After the story broke that the financing was not there et al, SaveRichmond analyzed and published and linked to the arts group’s IRS 990 statement on April 27th. That was followed with a story on Richmond.com the next day using the same IRS form and interviews. Any reference to the arts center and the IRS filing has yet to appear in the T-D. It was available for two months just by asking, and it reveals that the group has less on hand then they claimed.

That is digging and that is original reporting.

The great thing about blogs is that they are in a prime position to report events quicker than the media because they always update. They’re closer to 24-hour news networks than newspapers in that they can be on the ball about things. Some papers update their websites when their new issues come out, not as the new breaks throughout the day, which not only hurts their readership but potentially boosts that of blogs.

That aside, it’s true that MOST blogs don’t contain original reporting. There are the handful that do and even then they only do it maybe 10% of the time. The rest of the content is commentary and links. There is still a reliability on the MSM for “fodder”.

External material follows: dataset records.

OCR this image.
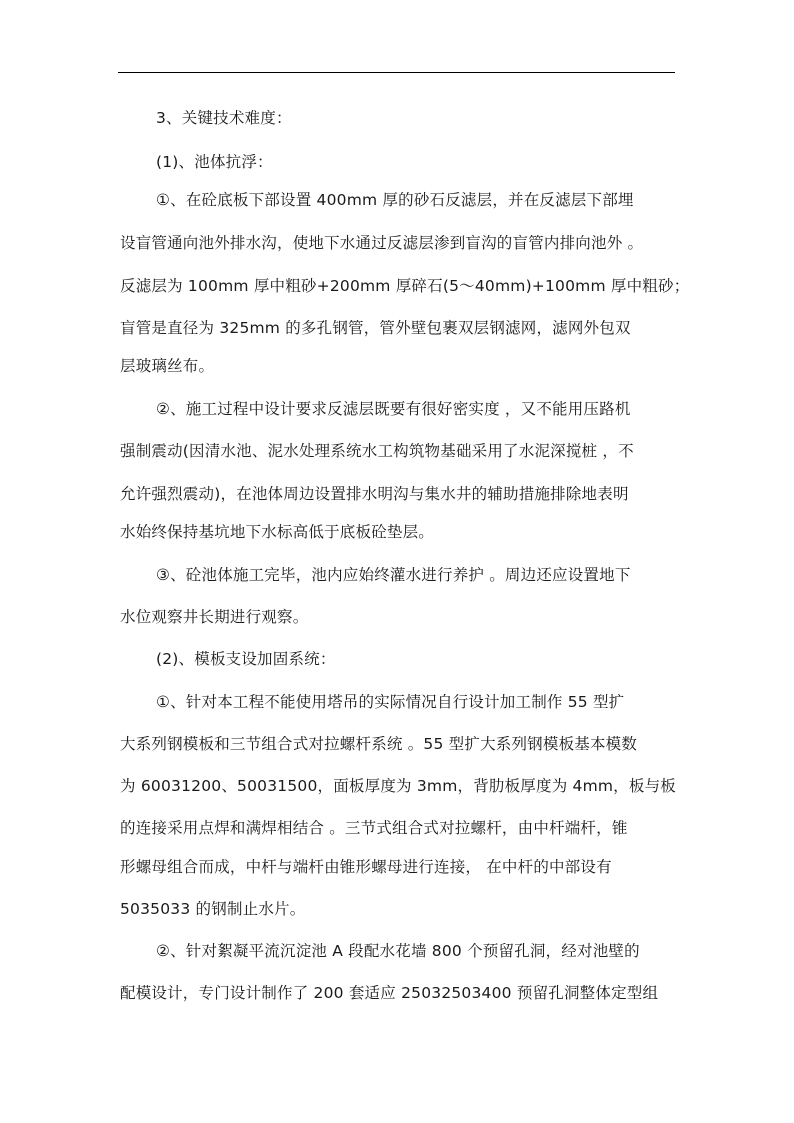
3、关键技术难度：
(1)、池体抗浮：
①、在砼底板下部设置 400mm 厚的砂石反滤层，并在反滤层下部埋
设盲管通向池外排水沟，使地下水通过反滤层渗到盲沟的盲管内排向池外 。
反滤层为 100mm 厚中粗砂+200mm 厚碎石(5～40mm)+100mm 厚中粗砂；
盲管是直径为 325mm 的多孔钢管，管外壁包裹双层钢滤网，滤网外包双
层玻璃丝布。
②、施工过程中设计要求反滤层既要有很好密实度 ，又不能用压路机
强制震动(因清水池、泥水处理系统水工构筑物基础采用了水泥深搅桩 ，不
允许强烈震动)，在池体周边设置排水明沟与集水井的辅助措施排除地表明
水始终保持基坑地下水标高低于底板砼垫层。
③、砼池体施工完毕，池内应始终灌水进行养护 。周边还应设置地下
水位观察井长期进行观察。
(2)、模板支设加固系统：
①、针对本工程不能使用塔吊的实际情况自行设计加工制作 55 型扩
大系列钢模板和三节组合式对拉螺杆系统 。55 型扩大系列钢模板基本模数
为 60031200、50031500，面板厚度为 3mm，背肋板厚度为 4mm，板与板
的连接采用点焊和满焊相结合 。三节式组合式对拉螺杆，由中杆端杆，锥
形螺母组合而成，中杆与端杆由锥形螺母进行连接， 在中杆的中部设有
5035033 的钢制止水片。
②、针对絮凝平流沉淀池 A 段配水花墙 800 个预留孔洞，经对池壁的
配模设计，专门设计制作了 200 套适应 25032503400 预留孔洞整体定型组
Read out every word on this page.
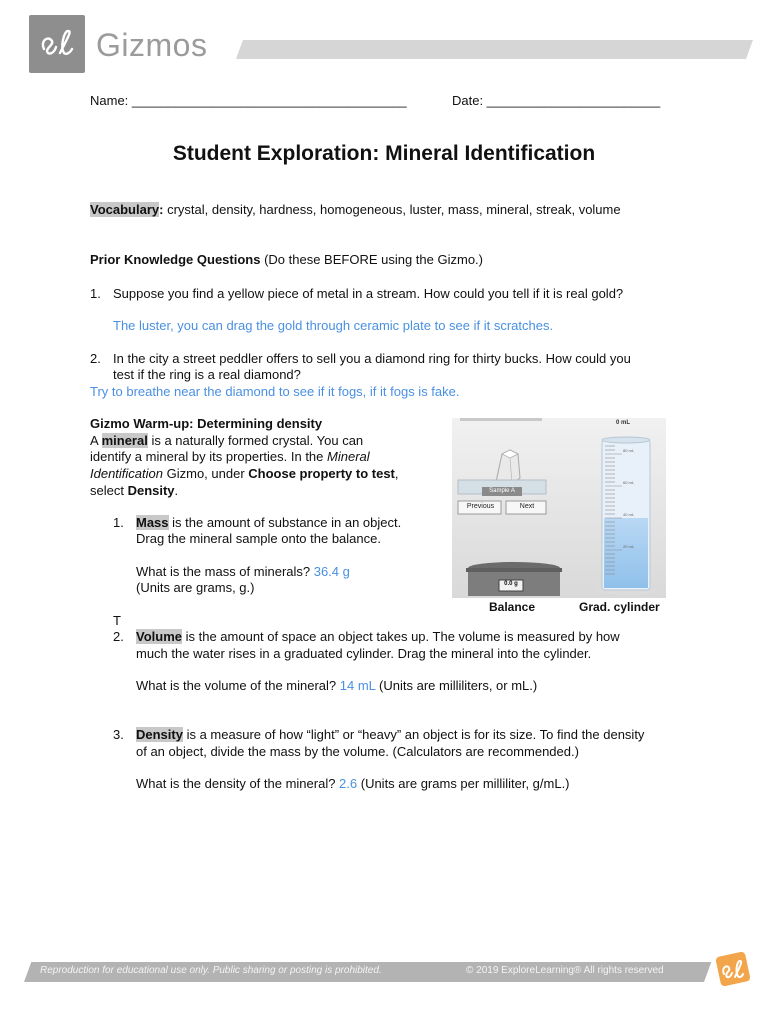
Gizmos
Name: ______________________________________	Date: ________________________
Student Exploration: Mineral Identification
Vocabulary: crystal, density, hardness, homogeneous, luster, mass, mineral, streak, volume
Prior Knowledge Questions (Do these BEFORE using the Gizmo.)
1. Suppose you find a yellow piece of metal in a stream. How could you tell if it is real gold?
The luster, you can drag the gold through ceramic plate to see if it scratches.
2. In the city a street peddler offers to sell you a diamond ring for thirty bucks. How could you
test if the ring is a real diamond?
Try to breathe near the diamond to see if it fogs, if it fogs is fake.
Gizmo Warm-up: Determining density
A mineral is a naturally formed crystal. You can
identify a mineral by its properties. In the Mineral
Identification Gizmo, under Choose property to test,
select Density.
1. Mass is the amount of substance in an object.
Drag the mineral sample onto the balance.
What is the mass of minerals? 36.4 g
(Units are grams, g.)
T
2. Volume is the amount of space an object takes up. The volume is measured by how
much the water rises in a graduated cylinder. Drag the mineral into the cylinder.
What is the volume of the mineral? 14 mL (Units are milliliters, or mL.)
3. Density is a measure of how “light” or “heavy” an object is for its size. To find the density
of an object, divide the mass by the volume. (Calculators are recommended.)
What is the density of the mineral? 2.6 (Units are grams per milliliter, g/mL.)
Sample A
Previous	Next
0.0 g
0 mL
80 mL
60 mL
40 mL
20 mL
Balance	Grad. cylinder
Reproduction for educational use only. Public sharing or posting is prohibited.	© 2019 ExploreLearning® All rights reserved
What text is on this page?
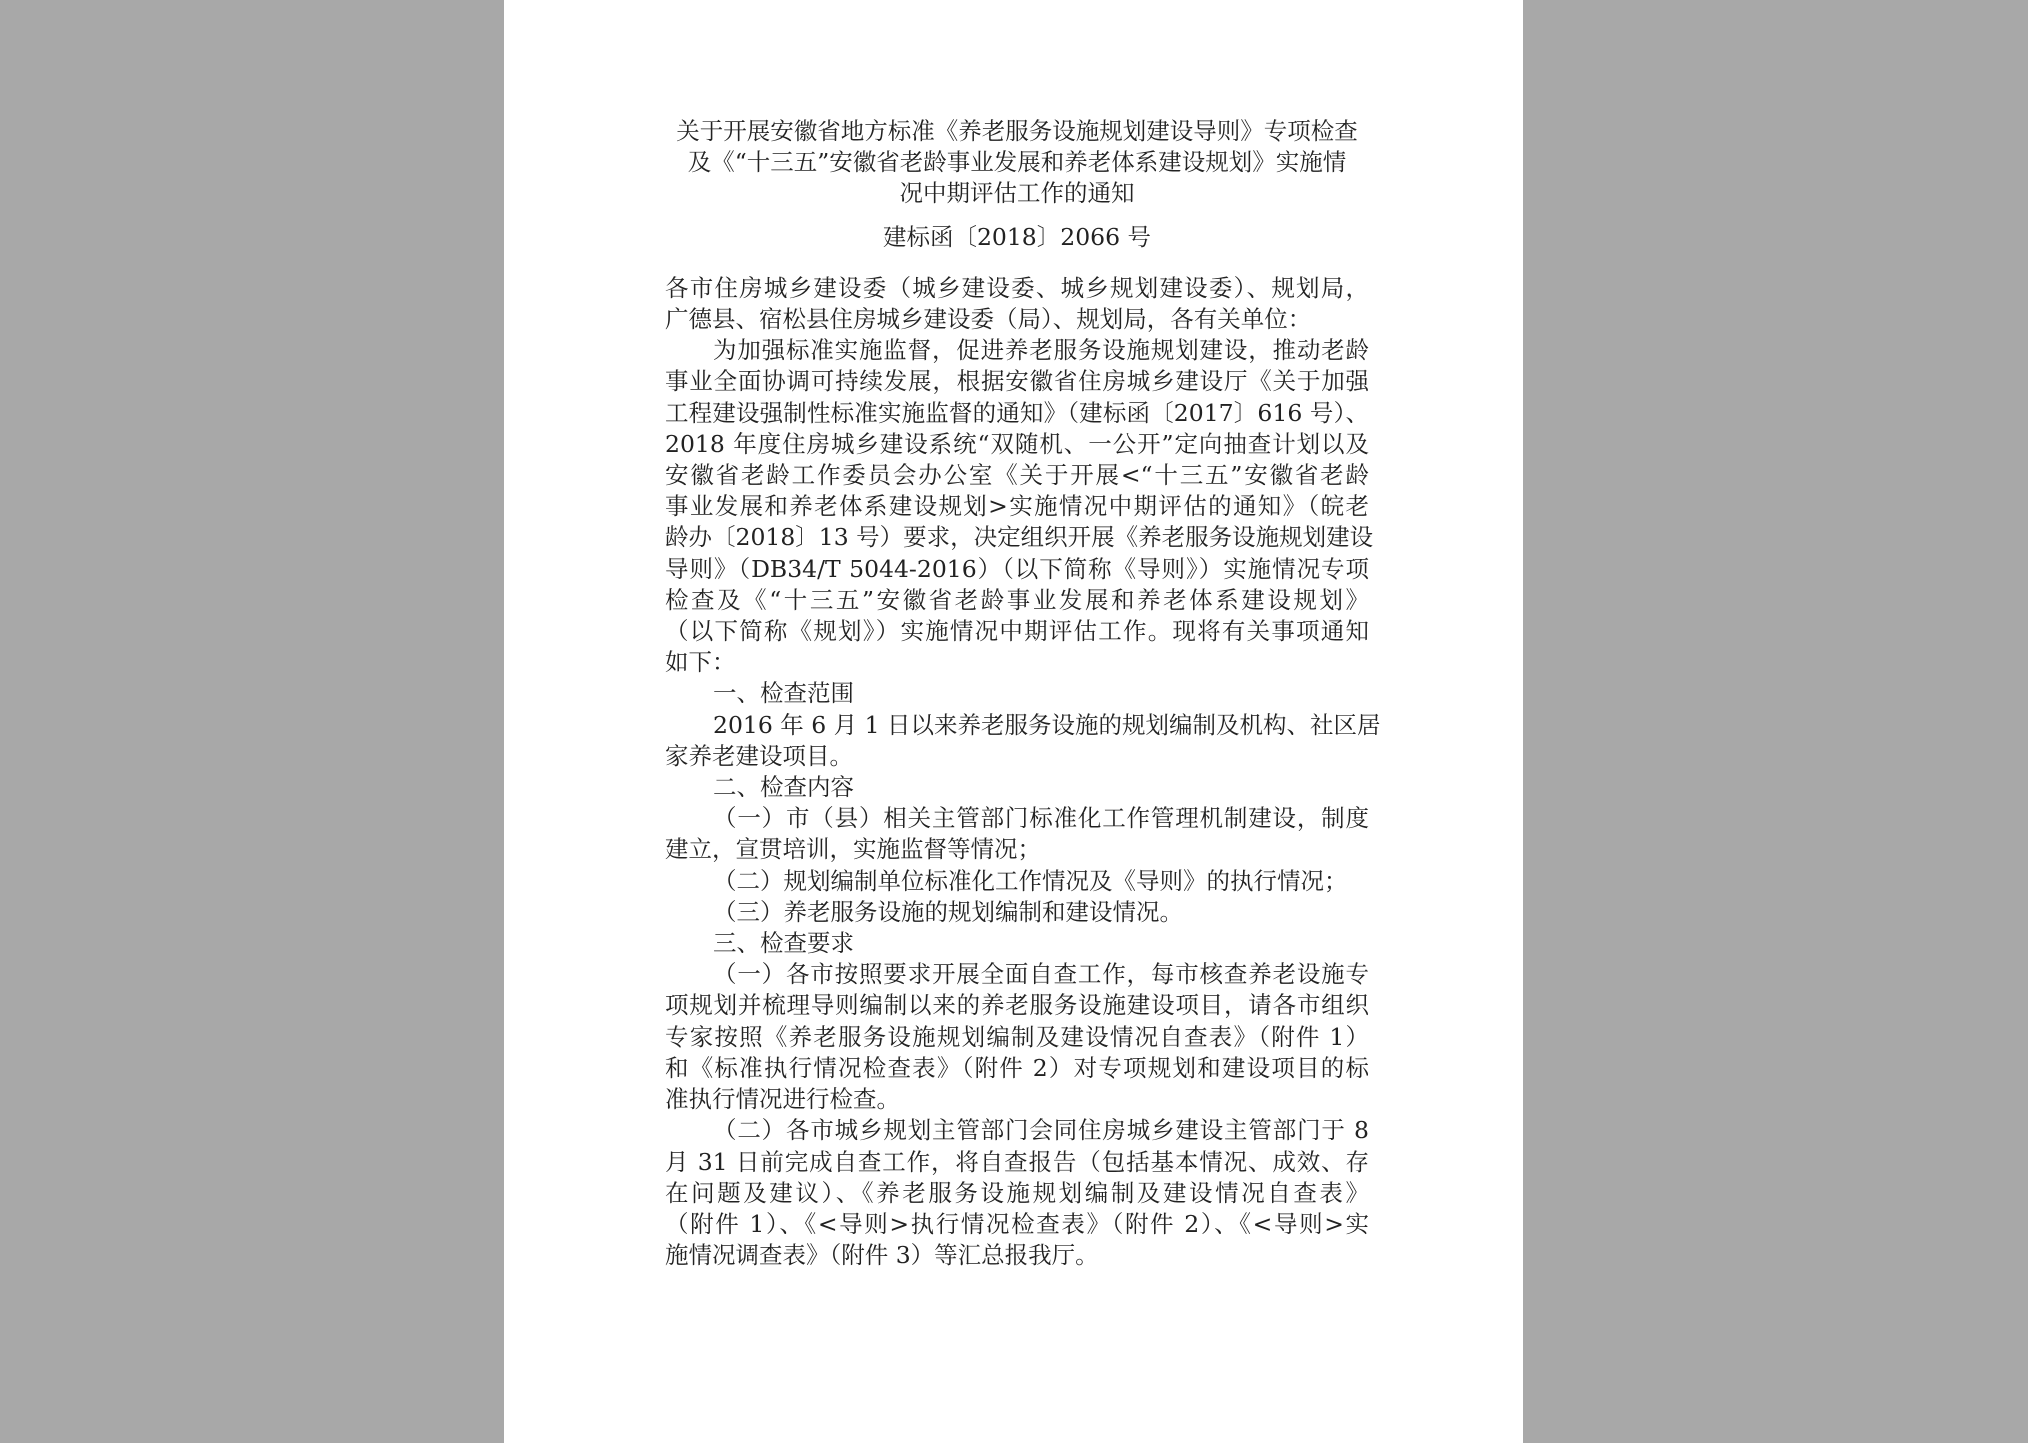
关于开展安徽省地方标准《养老服务设施规划建设导则》专项检查
及《“十三五”安徽省老龄事业发展和养老体系建设规划》实施情
况中期评估工作的通知
建标函〔2018〕2066 号
各市住房城乡建设委（城乡建设委、城乡规划建设委）、规划局，
广德县、宿松县住房城乡建设委（局）、规划局，各有关单位：
为加强标准实施监督，促进养老服务设施规划建设，推动老龄
事业全面协调可持续发展，根据安徽省住房城乡建设厅《关于加强
工程建设强制性标准实施监督的通知》（建标函〔2017〕616 号）、
2018 年度住房城乡建设系统“双随机、一公开”定向抽查计划以及
安徽省老龄工作委员会办公室《关于开展<“十三五”安徽省老龄
事业发展和养老体系建设规划>实施情况中期评估的通知》（皖老
龄办〔2018〕13 号）要求，决定组织开展《养老服务设施规划建设
导则》（DB34/T 5044-2016）（以下简称《导则》）实施情况专项
检查及《“十三五”安徽省老龄事业发展和养老体系建设规划》
（以下简称《规划》）实施情况中期评估工作。现将有关事项通知
如下：
一、检查范围
2016 年 6 月 1 日以来养老服务设施的规划编制及机构、社区居
家养老建设项目。
二、检查内容
（一）市（县）相关主管部门标准化工作管理机制建设，制度
建立，宣贯培训，实施监督等情况；
（二）规划编制单位标准化工作情况及《导则》的执行情况；
（三）养老服务设施的规划编制和建设情况。
三、检查要求
（一）各市按照要求开展全面自查工作，每市核查养老设施专
项规划并梳理导则编制以来的养老服务设施建设项目，请各市组织
专家按照《养老服务设施规划编制及建设情况自查表》（附件 1）
和《标准执行情况检查表》（附件 2）对专项规划和建设项目的标
准执行情况进行检查。
（二）各市城乡规划主管部门会同住房城乡建设主管部门于 8
月 31 日前完成自查工作，将自查报告（包括基本情况、成效、存
在问题及建议）、《养老服务设施规划编制及建设情况自查表》
（附件 1）、《<导则>执行情况检查表》（附件 2）、《<导则>实
施情况调查表》（附件 3）等汇总报我厅。
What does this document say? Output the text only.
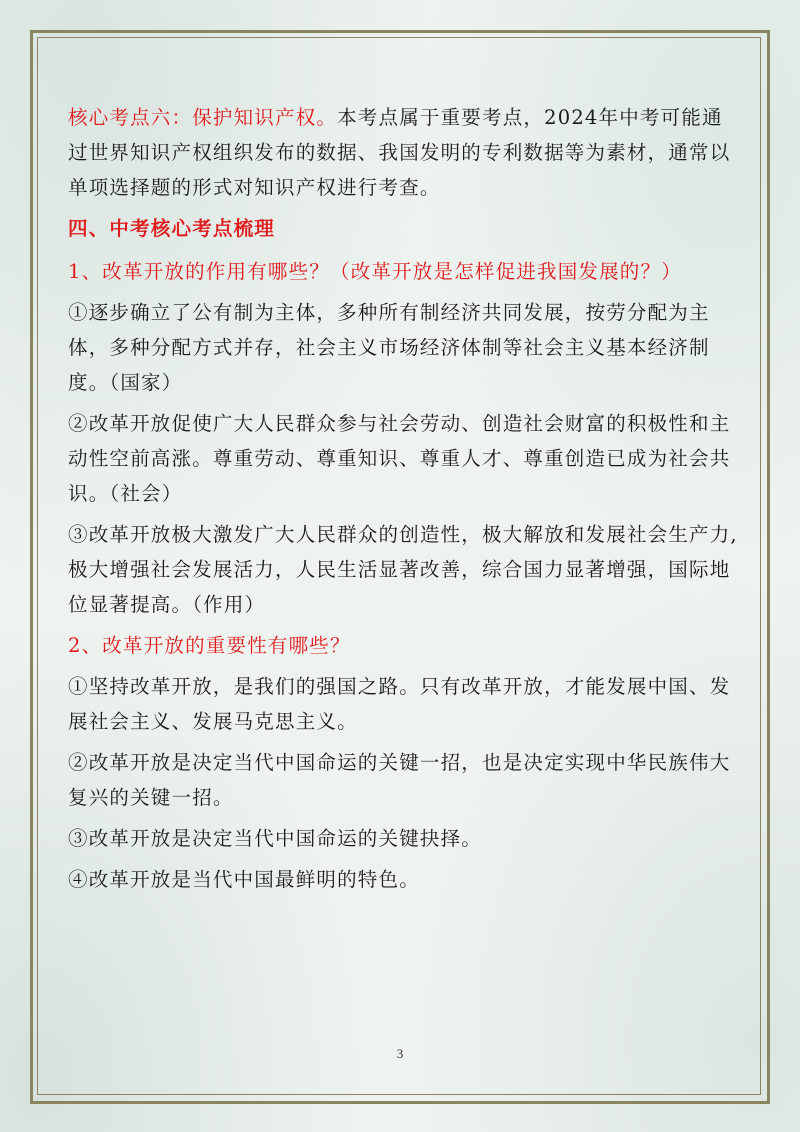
核心考点六：保护知识产权。本考点属于重要考点，2024年中考可能通过世界知识产权组织发布的数据、我国发明的专利数据等为素材，通常以单项选择题的形式对知识产权进行考查。

四、中考核心考点梳理

1、改革开放的作用有哪些？（改革开放是怎样促进我国发展的？）

①逐步确立了公有制为主体，多种所有制经济共同发展，按劳分配为主体，多种分配方式并存，社会主义市场经济体制等社会主义基本经济制度。（国家）

②改革开放促使广大人民群众参与社会劳动、创造社会财富的积极性和主动性空前高涨。尊重劳动、尊重知识、尊重人才、尊重创造已成为社会共识。（社会）

③改革开放极大激发广大人民群众的创造性，极大解放和发展社会生产力,极大增强社会发展活力，人民生活显著改善，综合国力显著增强，国际地位显著提高。（作用）

2、改革开放的重要性有哪些？

①坚持改革开放，是我们的强国之路。只有改革开放，才能发展中国、发展社会主义、发展马克思主义。

②改革开放是决定当代中国命运的关键一招，也是决定实现中华民族伟大复兴的关键一招。

③改革开放是决定当代中国命运的关键抉择。

④改革开放是当代中国最鲜明的特色。

3
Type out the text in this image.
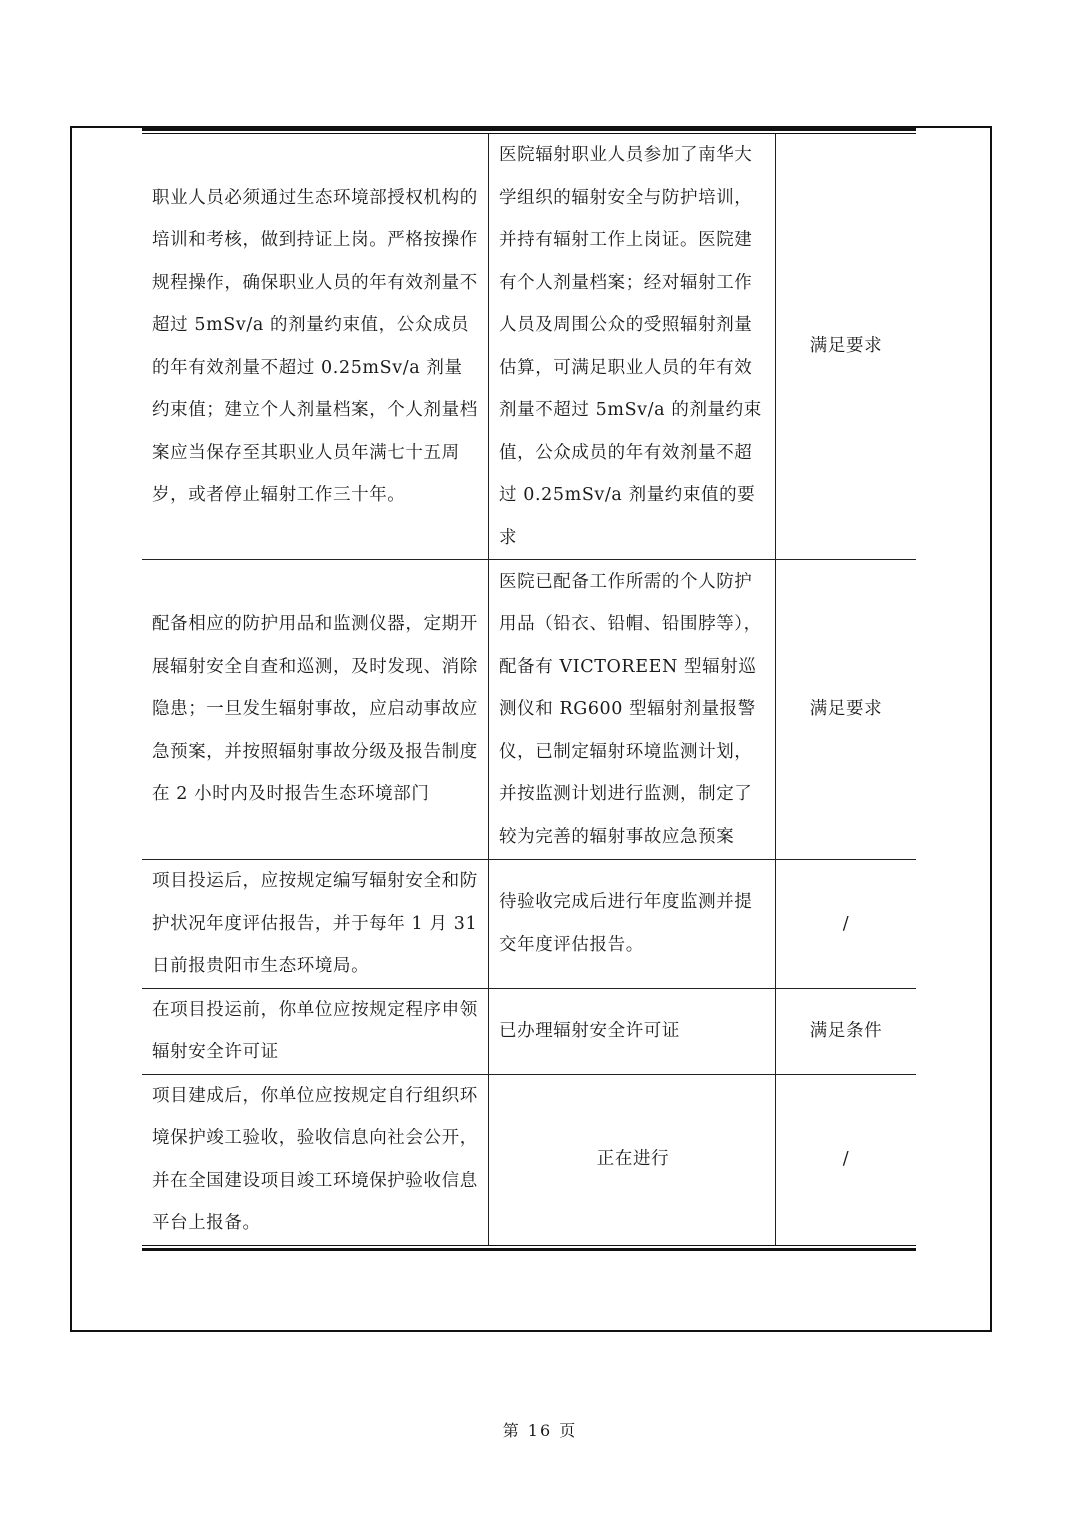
职业人员必须通过生态环境部授权机构的培训和考核，做到持证上岗。严格按操作规程操作，确保职业人员的年有效剂量不超过 5mSv/a 的剂量约束值，公众成员的年有效剂量不超过 0.25mSv/a 剂量约束值；建立个人剂量档案，个人剂量档案应当保存至其职业人员年满七十五周岁，或者停止辐射工作三十年。	医院辐射职业人员参加了南华大学组织的辐射安全与防护培训，并持有辐射工作上岗证。医院建有个人剂量档案；经对辐射工作人员及周围公众的受照辐射剂量估算，可满足职业人员的年有效剂量不超过 5mSv/a 的剂量约束值，公众成员的年有效剂量不超过 0.25mSv/a 剂量约束值的要求	满足要求
配备相应的防护用品和监测仪器，定期开展辐射安全自查和巡测，及时发现、消除隐患；一旦发生辐射事故，应启动事故应急预案，并按照辐射事故分级及报告制度在 2 小时内及时报告生态环境部门	医院已配备工作所需的个人防护用品（铅衣、铅帽、铅围脖等），配备有 VICTOREEN 型辐射巡测仪和 RG600 型辐射剂量报警仪，已制定辐射环境监测计划，并按监测计划进行监测，制定了较为完善的辐射事故应急预案	满足要求
项目投运后，应按规定编写辐射安全和防护状况年度评估报告，并于每年 1 月 31 日前报贵阳市生态环境局。	待验收完成后进行年度监测并提交年度评估报告。	/
在项目投运前，你单位应按规定程序申领辐射安全许可证	已办理辐射安全许可证	满足条件
项目建成后，你单位应按规定自行组织环境保护竣工验收，验收信息向社会公开，并在全国建设项目竣工环境保护验收信息平台上报备。	正在进行	/
第 16 页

And thought number three from Snoopy is about the quote on blogs being “so anti-establishment and anti-mainstream media, and yet they really need the mainstream media to feed off of”:

Sort of true, but not completely. I am not anti-mainstream media, but when the local paper and TV stations cover a story like the Braves rally and lead off talking about the protestors and giving them as much time as the rally (even though outnumbered) is that fair and accurate? The funniest part of the rally was the guy on the Harley revving his engine when the protestors chanted – even they were laughing b/c the Hog was so loud – and it did not get mentioned at all.

Papers and TV have space and time limitations. Blogs do not and can provide you with a link to a referred to article or document and the like and you can go and read and make up your own mind (see IRS story below). They usually are more like op-ed pieces, as Prof. South notes, but not always.

I was at the Braves rally, and wrote about it. I saw things that the papers and TV did but they chose not to report it. They wanted to report on the conflict because it sells. I had a friend who works for a station and they said they were mortified at the coverage, too.

If a reporter gets something wrong or leaves something out, and a blogger corrects him on it or adds to it because they were there too, is that a bad thing? If a blogger can add something substantial and vital to the story and can substantiate it, isn’t that a good thing?

To borrow from a classic old campaign ad, “You can’t be a watchdog if you’re not there watching.”

And they’re right. To say blogs are anti-establishment or anti-mainstream media isn’t entirely true. They’re critical of the way the MSM works but it’s because the MSM is limiting itself to old means of reporting the story. Like I said above, some newspapers run their websites like the front page of their newspaper and only update it when a new issue comes out. This not only limits their ability to tell a story in a timely manner but also limits their ability to elaborate on a story as it develops. Blogs and the internet are a perfect means for newspapers to go deeper into their stories than a column or a few paragraphs and until they utilize that, they’re going to be hounded and probably keep seeing their readership drop as people go elsewhere for their news, whether it be television or blogs that start to give more to the story.